WASHINGTON (Reuters) – Pentagon belt-tightening efforts identified and redirected $6.5 billion worth of bloated payments, inefficiencies and overlaps last year, a senior Defense Department official said.
The Pentagon’s Chief Management Officer Lisa Hershman said in an interview on Friday that the savings, equivalent to 83 F-35A fighter jets, were achieved through methods including the sale of obsolete equipment, better software licensing fee management and smarter purchasing of items such as lumber.
Since defense spending is capped at $741 billion this year, and because the Pentagon does not assume its budget will increase dramatically in the years to come, it has been looking for ways to do more with the money it has.

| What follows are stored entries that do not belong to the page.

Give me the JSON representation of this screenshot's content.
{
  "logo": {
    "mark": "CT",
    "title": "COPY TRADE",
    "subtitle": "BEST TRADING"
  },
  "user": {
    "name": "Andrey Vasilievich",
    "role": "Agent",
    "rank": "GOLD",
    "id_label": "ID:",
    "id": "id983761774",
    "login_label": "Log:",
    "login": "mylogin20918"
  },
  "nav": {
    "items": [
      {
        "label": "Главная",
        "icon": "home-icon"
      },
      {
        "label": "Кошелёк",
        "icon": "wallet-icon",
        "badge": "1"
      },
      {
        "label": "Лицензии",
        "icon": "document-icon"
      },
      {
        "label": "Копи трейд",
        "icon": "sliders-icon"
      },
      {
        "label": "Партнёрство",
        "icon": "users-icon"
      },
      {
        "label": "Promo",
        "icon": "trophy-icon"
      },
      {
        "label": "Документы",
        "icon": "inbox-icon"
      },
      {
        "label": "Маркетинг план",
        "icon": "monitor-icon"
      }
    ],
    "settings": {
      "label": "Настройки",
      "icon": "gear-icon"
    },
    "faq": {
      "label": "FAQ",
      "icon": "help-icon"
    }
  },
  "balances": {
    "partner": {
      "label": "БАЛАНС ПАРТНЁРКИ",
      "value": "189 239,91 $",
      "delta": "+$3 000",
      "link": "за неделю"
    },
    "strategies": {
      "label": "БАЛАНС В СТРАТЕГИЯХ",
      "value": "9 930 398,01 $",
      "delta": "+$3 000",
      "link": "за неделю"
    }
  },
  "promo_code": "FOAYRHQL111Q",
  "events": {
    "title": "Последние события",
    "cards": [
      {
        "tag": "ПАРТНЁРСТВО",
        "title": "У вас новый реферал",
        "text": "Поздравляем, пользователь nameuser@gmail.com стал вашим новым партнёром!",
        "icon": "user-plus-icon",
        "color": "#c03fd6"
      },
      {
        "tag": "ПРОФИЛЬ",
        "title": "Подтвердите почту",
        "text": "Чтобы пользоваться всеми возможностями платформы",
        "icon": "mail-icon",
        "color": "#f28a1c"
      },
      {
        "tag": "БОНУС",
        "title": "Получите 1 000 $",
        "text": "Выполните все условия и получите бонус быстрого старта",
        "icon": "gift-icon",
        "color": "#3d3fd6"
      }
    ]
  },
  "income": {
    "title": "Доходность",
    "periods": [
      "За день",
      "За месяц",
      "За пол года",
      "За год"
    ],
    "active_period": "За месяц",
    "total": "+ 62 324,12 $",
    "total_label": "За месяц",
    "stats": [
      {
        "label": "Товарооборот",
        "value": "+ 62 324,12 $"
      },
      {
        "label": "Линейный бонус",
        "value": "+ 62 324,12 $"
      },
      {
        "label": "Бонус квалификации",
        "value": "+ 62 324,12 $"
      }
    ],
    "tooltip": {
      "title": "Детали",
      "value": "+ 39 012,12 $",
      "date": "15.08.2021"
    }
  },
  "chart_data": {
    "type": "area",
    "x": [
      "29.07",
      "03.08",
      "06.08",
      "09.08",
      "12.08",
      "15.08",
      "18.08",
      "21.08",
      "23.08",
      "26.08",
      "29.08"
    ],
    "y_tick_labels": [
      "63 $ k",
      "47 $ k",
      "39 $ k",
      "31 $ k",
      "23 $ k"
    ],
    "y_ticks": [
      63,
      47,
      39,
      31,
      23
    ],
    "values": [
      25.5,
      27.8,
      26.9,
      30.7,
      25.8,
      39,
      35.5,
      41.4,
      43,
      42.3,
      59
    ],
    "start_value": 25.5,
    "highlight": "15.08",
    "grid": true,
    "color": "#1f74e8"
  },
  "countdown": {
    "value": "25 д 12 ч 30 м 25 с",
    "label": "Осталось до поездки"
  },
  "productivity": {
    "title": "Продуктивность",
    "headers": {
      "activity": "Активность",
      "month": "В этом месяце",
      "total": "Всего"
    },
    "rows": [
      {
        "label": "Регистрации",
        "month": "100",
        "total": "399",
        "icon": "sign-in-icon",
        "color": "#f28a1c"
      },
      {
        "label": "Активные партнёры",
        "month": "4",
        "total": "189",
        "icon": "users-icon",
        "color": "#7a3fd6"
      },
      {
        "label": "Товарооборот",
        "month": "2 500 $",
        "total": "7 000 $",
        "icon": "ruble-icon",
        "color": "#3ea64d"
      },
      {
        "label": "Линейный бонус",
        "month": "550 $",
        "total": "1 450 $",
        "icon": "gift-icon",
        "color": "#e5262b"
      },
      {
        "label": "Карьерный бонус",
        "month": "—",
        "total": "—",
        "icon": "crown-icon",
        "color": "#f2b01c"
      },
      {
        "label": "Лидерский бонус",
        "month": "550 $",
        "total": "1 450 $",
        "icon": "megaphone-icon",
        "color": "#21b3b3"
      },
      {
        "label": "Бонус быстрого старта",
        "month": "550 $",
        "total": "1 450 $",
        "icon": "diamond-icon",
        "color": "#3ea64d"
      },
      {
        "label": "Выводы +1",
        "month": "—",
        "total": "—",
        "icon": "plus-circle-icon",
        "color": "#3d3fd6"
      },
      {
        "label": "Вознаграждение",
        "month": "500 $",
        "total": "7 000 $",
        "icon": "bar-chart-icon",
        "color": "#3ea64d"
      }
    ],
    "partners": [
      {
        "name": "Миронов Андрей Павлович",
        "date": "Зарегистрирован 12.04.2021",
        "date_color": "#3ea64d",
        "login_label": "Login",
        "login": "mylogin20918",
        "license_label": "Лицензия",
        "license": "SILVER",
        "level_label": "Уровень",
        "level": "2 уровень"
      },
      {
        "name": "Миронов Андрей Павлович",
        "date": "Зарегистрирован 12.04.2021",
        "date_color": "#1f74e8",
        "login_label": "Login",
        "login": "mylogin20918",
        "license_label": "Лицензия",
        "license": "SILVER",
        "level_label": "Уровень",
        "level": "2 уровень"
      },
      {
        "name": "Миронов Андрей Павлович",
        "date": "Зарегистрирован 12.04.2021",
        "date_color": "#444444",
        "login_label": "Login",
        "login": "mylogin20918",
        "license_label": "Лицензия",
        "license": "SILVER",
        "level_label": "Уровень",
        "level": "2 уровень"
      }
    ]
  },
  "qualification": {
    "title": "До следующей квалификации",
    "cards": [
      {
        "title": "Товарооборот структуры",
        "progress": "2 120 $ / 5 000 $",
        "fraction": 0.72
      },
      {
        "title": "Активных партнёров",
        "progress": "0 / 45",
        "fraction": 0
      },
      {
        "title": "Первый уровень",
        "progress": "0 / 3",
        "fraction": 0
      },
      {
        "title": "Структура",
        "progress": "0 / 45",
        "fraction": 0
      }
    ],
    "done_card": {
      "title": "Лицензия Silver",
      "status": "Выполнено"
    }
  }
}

“We’re not just cutting costs, we are transforming the way we are working. We are changing the infrastructure to support it,” Hershman said.
One example, she said, was the discovery of 22 different contracts with a variety of prices for the same type of lumber. They were replaced by two multi-vendor contracts which saves time and money, while preserving competition.
Hershman’s office has nine data analysts studying the Pentagon’s vast pool of data for anomalies in contracts.
The Defense Department also made $407 million last year from the sale of what it described as “obsolete” equipment to allies.
For example, it sold 19 older helicopters to Afghanistan and others, four C-130 Hercules aircraft to Chile and the Philippines, and 100 MIM-104 Patriot missiles to the United Arab Emirates, the Pentagon said in a statement.